Er war auf der Suche nach einer ganz klaren Antwort auf die Frage „Wer bin ich“. Aber diese Antwort kam erst, als ich ihn aus dem Verstand herausgenommen habe und er sich bewusst wurde, dass er immer noch existiert, obwohl sein Verstand komplett schweigt. Er war jetzt nicht mehr Künstler, Mann, etc., er WAR nur noch. Plötzlich hat er diese Weite gespürt und gemerkt: Das bin ich! Das war für ihn so ergreifend, dass er stark geweint hat. Das, was er ist, hat er als Gefühl entdeckt. Ein Gefühl, was außerhalb der „Ichigkeit des Egos“ steht, er hat es als „tiefen Frieden“ beschrieben. Kein Gefühl, welches z.B. durch Erfolg von außen erzeugt wird, sondern ein Auflösen des Egos – eigentlich kann man das gar nicht beschreiben.

Wie waren die Reaktionen von den Zuschauern?

Völlig unterschiedlich. Die einen waren total inspiriert, auch gerührt und bewegt. Die anderen hielten es für eine Art Werk des Teufels, so kam es mir vor!

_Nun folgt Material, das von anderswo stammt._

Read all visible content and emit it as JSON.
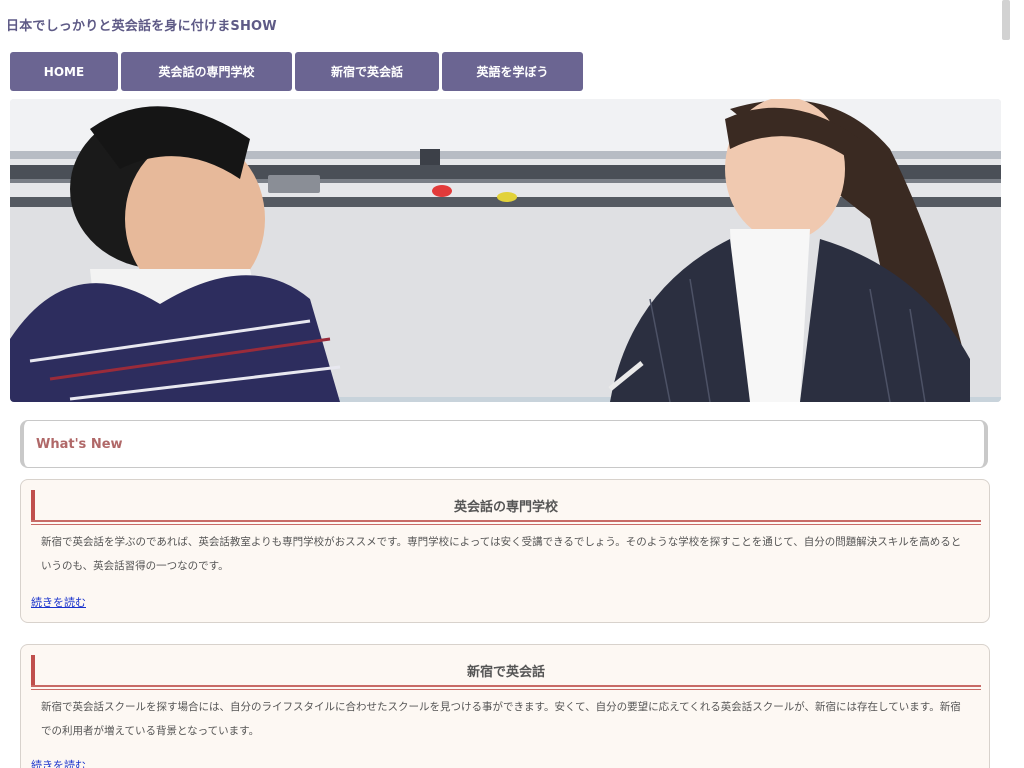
{
  "site": {
    "title": "日本でしっかりと英会話を身に付けまSHOW"
  },
  "nav": [
    {
      "label": "HOME"
    },
    {
      "label": "英会話の専門学校"
    },
    {
      "label": "新宿で英会話"
    },
    {
      "label": "英語を学ぼう"
    }
  ],
  "hero": {
    "image": "two-people-talking-classroom"
  },
  "news": {
    "heading": "What's New"
  },
  "articles": [
    {
      "title": "英会話の専門学校",
      "body": "新宿で英会話を学ぶのであれば、英会話教室よりも専門学校がおススメです。専門学校によっては安く受講できるでしょう。そのような学校を探すことを通じて、自分の問題解決スキルを高めるというのも、英会話習得の一つなのです。",
      "link": "続きを読む"
    },
    {
      "title": "新宿で英会話",
      "body": "新宿で英会話スクールを探す場合には、自分のライフスタイルに合わせたスクールを見つける事ができます。安くて、自分の要望に応えてくれる英会話スクールが、新宿には存在しています。新宿での利用者が増えている背景となっています。",
      "link": "続きを読む"
    }
  ],
  "colors": {
    "nav_bg": "#6b6592",
    "title_color": "#5e5a86",
    "accent_red": "#c0504d",
    "card_bg": "#fdf8f3",
    "link": "#1a33cc"
  }
}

Bei Hypnose vor Publikum haben viele die Assoziation, dass der Hypnotisierte z.B. wie ein Frosch über die Bühne hüpft, weil er nicht mehr eigenmächtig handeln kann und manipulierbar ist. Wie war das während der Performance?

Das war das Schwierige für mich, weil ich mit Ulay ja keine Therapie machen, sondern nur das nehmen durfte, was hochkommt. Ich hatte das Glück, dass tatsächlich sehr viel hoch gekommen ist. Und es gab ja trotzdem eine Dramaturgie: Wie bringe ich Ulay zu der Antwort auf seine Frage „Wer bin ich?“? Ich habe ihn dann aus dem Verstand genommen: Man schickt den Klienten sozusagen in die Lücke zwischen den Gedanken, so dass er sich bewusst wird, dass alles leer und bedeutungslos ist. Das klingt erstmal brutal, aber es beinhaltet die Freiheit, dass man nur das ist, dem man Bedeutung schenkt! Ulay hat immer wieder assoziiert und ist dann wieder in die Lücke und hat sein Selbst als viel größer als alles andere erfahren. Gleichzeitig ist er ja bei Bewusstsein, auch wenn das eingeschränkt ist, und macht nur das, was er machen möchte.

Hat Ulay denn die Antwort auf seine Frage gefunden?

Ja. Er hatte zwar nicht damit gerechnet, dass es so passiert, aber ja. 

Haben Sie das Ganze mit Ulay nachbearbeitet?

Ulay musste mir vorher das Einverständnis geben, dass wir das nachbearbeiten, ja. Denn während der Hypnose kann so viel hochkommen – was, kann man sich ja nicht aussuchen – und das ist dann an der Oberfläche. Ulay erzählte mir, dass er am nächsten Morgen erstmal Schwierigkeiten hatte, aufzustehen und sich komisch fühlte. Wir sind aber in gutem Kontakt und planen schon die nächste gemeinsame Performance!